Turning Point
The German armed forces experienced their first major defeat with the lost aerial war against Great Britain in the summer of 1940. The offensives of the «Axis Powers» Italy and Germany against British troops in North Africa, on the Balkan Peninsula and in Greece were successful, but the benefits resulting from them were not used to further weaken Great Britain's position in the Mediterranean region. Instead the German armed forces invaded the USSR on 22 June 1941.
Hitler regarded the «Russian campaign» not only as a war of conquest through which the great industrial centres, the fruitful regions in southern Russia and the oil fields in the Caucasus would come into German hands. In his «world-outlook war» against Russia, Hitler above all planned the destruction of «Jewish-Bolshevist intelligence» as well. Disregarding all stipulations concerning human rights, a war of extermination against the Russian civilian population with unprecedented brutality, especially against the Jews, in which millions of people fell victim.
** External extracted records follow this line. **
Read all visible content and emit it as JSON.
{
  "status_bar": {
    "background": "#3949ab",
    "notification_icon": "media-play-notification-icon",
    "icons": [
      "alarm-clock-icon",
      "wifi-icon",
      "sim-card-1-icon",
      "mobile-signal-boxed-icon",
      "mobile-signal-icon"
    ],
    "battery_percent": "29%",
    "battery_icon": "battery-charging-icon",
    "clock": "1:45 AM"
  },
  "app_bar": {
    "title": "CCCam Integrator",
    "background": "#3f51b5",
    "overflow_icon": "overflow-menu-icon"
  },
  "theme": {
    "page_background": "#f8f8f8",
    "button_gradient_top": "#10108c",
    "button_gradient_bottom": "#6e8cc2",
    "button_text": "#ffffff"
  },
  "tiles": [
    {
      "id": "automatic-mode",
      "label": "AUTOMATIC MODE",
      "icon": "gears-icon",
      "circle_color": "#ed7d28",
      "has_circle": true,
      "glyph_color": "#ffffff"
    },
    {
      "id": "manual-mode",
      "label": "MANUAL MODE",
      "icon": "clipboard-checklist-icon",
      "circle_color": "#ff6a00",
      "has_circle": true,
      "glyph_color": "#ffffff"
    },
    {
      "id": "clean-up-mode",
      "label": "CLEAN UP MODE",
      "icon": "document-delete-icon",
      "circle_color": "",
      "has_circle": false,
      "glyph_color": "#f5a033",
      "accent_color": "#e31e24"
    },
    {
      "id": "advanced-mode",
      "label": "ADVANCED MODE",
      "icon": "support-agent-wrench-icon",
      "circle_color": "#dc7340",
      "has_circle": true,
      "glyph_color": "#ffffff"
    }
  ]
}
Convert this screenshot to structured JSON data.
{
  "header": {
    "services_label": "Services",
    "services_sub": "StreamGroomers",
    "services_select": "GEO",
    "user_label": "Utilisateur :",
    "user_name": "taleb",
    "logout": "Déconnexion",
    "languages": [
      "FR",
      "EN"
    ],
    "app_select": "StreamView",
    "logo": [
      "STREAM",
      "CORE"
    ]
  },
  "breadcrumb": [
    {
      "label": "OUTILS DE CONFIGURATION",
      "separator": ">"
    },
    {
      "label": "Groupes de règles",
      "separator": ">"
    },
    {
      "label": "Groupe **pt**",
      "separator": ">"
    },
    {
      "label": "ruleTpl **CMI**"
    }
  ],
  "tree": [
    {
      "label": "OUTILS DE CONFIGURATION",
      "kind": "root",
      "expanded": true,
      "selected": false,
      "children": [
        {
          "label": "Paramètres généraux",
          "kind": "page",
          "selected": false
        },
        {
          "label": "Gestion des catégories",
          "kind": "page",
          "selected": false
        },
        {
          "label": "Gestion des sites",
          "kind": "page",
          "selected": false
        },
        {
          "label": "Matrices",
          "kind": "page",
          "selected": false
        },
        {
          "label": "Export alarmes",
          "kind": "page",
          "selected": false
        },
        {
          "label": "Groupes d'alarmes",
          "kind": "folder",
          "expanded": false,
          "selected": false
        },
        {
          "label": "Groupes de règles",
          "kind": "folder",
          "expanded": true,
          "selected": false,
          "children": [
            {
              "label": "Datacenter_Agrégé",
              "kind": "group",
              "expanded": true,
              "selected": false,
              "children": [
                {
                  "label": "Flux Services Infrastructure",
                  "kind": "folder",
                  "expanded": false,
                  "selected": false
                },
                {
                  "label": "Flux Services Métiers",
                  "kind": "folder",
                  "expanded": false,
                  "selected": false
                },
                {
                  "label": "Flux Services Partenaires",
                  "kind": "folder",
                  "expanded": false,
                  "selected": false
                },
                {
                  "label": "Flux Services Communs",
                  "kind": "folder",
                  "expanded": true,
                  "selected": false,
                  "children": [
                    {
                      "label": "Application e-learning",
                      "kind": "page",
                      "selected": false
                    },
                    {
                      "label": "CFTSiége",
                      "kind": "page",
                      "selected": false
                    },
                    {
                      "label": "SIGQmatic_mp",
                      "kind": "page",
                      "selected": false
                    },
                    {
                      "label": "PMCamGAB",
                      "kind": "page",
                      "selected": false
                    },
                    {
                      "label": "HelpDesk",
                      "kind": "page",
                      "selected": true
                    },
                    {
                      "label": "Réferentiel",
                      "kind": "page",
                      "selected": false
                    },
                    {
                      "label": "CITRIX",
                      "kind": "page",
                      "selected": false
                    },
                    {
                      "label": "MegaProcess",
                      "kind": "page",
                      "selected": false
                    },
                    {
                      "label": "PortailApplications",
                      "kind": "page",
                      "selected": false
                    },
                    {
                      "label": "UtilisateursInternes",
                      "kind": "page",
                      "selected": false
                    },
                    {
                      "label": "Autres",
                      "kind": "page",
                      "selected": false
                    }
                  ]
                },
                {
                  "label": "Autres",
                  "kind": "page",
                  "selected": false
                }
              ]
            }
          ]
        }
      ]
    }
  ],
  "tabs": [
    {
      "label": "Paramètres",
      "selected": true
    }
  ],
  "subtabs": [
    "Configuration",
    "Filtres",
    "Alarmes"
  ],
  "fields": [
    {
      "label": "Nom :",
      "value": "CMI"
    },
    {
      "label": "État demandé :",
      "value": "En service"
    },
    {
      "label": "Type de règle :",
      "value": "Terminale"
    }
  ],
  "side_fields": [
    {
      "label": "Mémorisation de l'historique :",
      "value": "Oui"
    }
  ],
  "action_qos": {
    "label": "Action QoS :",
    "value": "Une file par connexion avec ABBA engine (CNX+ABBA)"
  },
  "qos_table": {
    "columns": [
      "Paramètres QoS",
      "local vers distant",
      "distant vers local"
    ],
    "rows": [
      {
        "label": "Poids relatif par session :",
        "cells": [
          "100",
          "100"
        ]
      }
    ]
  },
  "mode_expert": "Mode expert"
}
The planned quick subjection of Russia failed due to the power of resistance of the Red Army and due to the onset of winter for which the Wehrmacht was unprepared. Although military observers declared the war against the Soviet Union as lost already during the winter of 1941/42, however, and advised Hitler to make a peace agreement with Stalin, the fighting continued. With the declaration of war on the USA, whose naval base Pearl Harbour was attacked on 7 December 1941 by Germany's ally Japan, the war became a world war.
The National Socialist party functionaries and ministers decided on the systematic extermination of the Jews at the «Wannsee Conference» in January 1942. By the end of the war over six million Jews, but also millions of non-Jewish Poles, Russians, Sinti and Roma were murdered in the extermination camps by the end of the war.